No recordaba haber tenido jamás altercado alguno con ella durante las caminatas, todo era plácido y acogedor. Siempre aprendía algo en esos paseos; y, entre chismes y complicidades, nunca faltaban las instrucciones sobre la manera más efectiva de andar para fortalecer los músculos y mejorar la postura del cuerpo. Caminá como si tuvieras que sostener una moneda entre las nalgas, decía su madre, apretá el culo, así, y seguime; si no, no sirve de nada, no hacés ejercicio. Nadie como su madre para combinar lo trivial con lo trascendente. Instintivamente, mientras llevaban la Molotov, él repitió la combinatoria y respondió al mandato aprendido de ella. Volvió a caminar como entonces, tal como ella quería, apretando las nalgas. Y las mantuvo así hasta llegar a la plazoleta. 

Debían de tener un aspecto inquietante, los cuatro, mientras recorrían la calzada desierta hacia el final de la calle Madero en medio de un barrio residencial totalmente ajeno a todo aquello. Pero no dijo nada y siguió a Mario con determinación, mientras este hablaba en voz muy alta, fumaba un cigarrillo tras otro y echaba el humo por la nariz en medio de comentarios audaces y sin dejar de sujetar la botella que llevaba en el bolsillo del abrigo. ¿Adónde se le ocurriría probarla?

Atravesaron la casa rosada de la esquina con Laprida y después, la valla del Colegio Michael Ham y vieron a unas chicas jugando al basquet al cuidado de una pareja de monjas, bajo la luz mortecina de unos focos elevados; y, al cabo de diez minutos interminables, llegaron finalmente hasta la plazoleta. Allí, en el espacio abierto al final de la calle, en la cortada, llamaban mucho la atención. A Mario no parecía preocuparle, se sentó junto al pie del monolito y resopló por el esfuerzo que había hecho al subir la cuesta con el cigarrillo en los labios. Giró la cabeza a uno y otro lado para asegurarse de que no había nadie cerca y estiró el tronco para mirar por encima de la balaustrada que daba a la barranca; y de pronto y sin aviso, agarró la Molotov y la arrojó al aire sobre el fondo de las escaleras. El bulto marrón trazó una parábola perfecta en la semipenumbra de la tarde y estalló con un estruendo al pie de la escalinata, en medio de una gran llamarada que iluminó las casas colindantes. Sin mostrar el mínimo signo de inquietud y con una mirada pícara Mario se puso rápidamente de pie y les ordenó huir. Le brillaban los ojos: dale nomás, dijo, caminen rápido y por separado. Y no corran. Al ver el resplandor del fuego en el fondo de la escalinata él sintió una especie de arrebato, como un signo o una marca que le indicaba lo que estaba fuera de la ley: el corazón le latía con fuerza en el pecho pero obedeció la orden y echó a andar. Deseaba desaparecer de aquel lugar cuanto antes y ojalá que no lo hubiesen reconocido. A lo lejos todavía alcanzó a oír a Mario en voz alta y sin el menor signo de alarma: ¿Ven lo fácil que es? ¡No falla!
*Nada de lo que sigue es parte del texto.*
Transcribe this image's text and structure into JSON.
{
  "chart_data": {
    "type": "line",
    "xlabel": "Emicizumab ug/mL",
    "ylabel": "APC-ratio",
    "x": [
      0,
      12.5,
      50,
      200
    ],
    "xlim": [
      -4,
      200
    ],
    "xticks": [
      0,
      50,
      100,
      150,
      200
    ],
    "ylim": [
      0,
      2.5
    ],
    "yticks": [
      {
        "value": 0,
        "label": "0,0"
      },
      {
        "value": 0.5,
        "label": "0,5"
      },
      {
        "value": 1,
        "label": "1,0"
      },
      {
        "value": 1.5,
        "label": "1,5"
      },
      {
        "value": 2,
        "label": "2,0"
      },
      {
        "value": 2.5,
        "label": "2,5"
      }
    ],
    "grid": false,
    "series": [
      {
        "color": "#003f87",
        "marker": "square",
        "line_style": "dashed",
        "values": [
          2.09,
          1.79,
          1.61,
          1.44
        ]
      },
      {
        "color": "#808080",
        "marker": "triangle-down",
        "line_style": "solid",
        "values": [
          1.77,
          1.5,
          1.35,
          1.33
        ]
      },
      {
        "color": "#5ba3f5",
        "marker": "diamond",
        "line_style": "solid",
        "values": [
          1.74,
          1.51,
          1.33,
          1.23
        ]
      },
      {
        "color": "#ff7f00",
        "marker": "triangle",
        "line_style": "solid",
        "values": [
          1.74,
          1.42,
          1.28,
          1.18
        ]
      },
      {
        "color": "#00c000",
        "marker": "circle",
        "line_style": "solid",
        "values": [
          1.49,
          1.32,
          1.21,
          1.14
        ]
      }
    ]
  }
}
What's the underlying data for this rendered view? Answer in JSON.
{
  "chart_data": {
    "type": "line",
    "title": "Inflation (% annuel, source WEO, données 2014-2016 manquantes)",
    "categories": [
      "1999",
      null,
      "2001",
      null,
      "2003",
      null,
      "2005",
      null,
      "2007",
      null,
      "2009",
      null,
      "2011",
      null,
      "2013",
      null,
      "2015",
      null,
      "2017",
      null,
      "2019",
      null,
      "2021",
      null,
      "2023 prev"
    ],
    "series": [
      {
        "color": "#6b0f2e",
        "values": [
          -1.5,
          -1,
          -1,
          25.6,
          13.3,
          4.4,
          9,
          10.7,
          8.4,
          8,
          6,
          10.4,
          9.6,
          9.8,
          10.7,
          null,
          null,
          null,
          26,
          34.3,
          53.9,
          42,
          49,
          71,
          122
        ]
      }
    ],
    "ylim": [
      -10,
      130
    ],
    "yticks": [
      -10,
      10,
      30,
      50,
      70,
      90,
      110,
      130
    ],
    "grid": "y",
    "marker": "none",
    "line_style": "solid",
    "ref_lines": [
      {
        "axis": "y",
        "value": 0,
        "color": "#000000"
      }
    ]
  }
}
Caminó con paso firme y sin rumbo durante casi una hora por las calles oscuras de Vicente López antes de llegar por fin de vuelta a casa. Una noche sin luna había caído sobre el barrio y el aire se había cargado con la humedad venida del río. Al abrir la puerta de calle estaba ya sereno. Pensó en lo mucho que se parecía la prueba de la Molotov a las travesuras de su infancia; pero también pensó que esa vez había sido diferente, que había cometido una especie de profanación.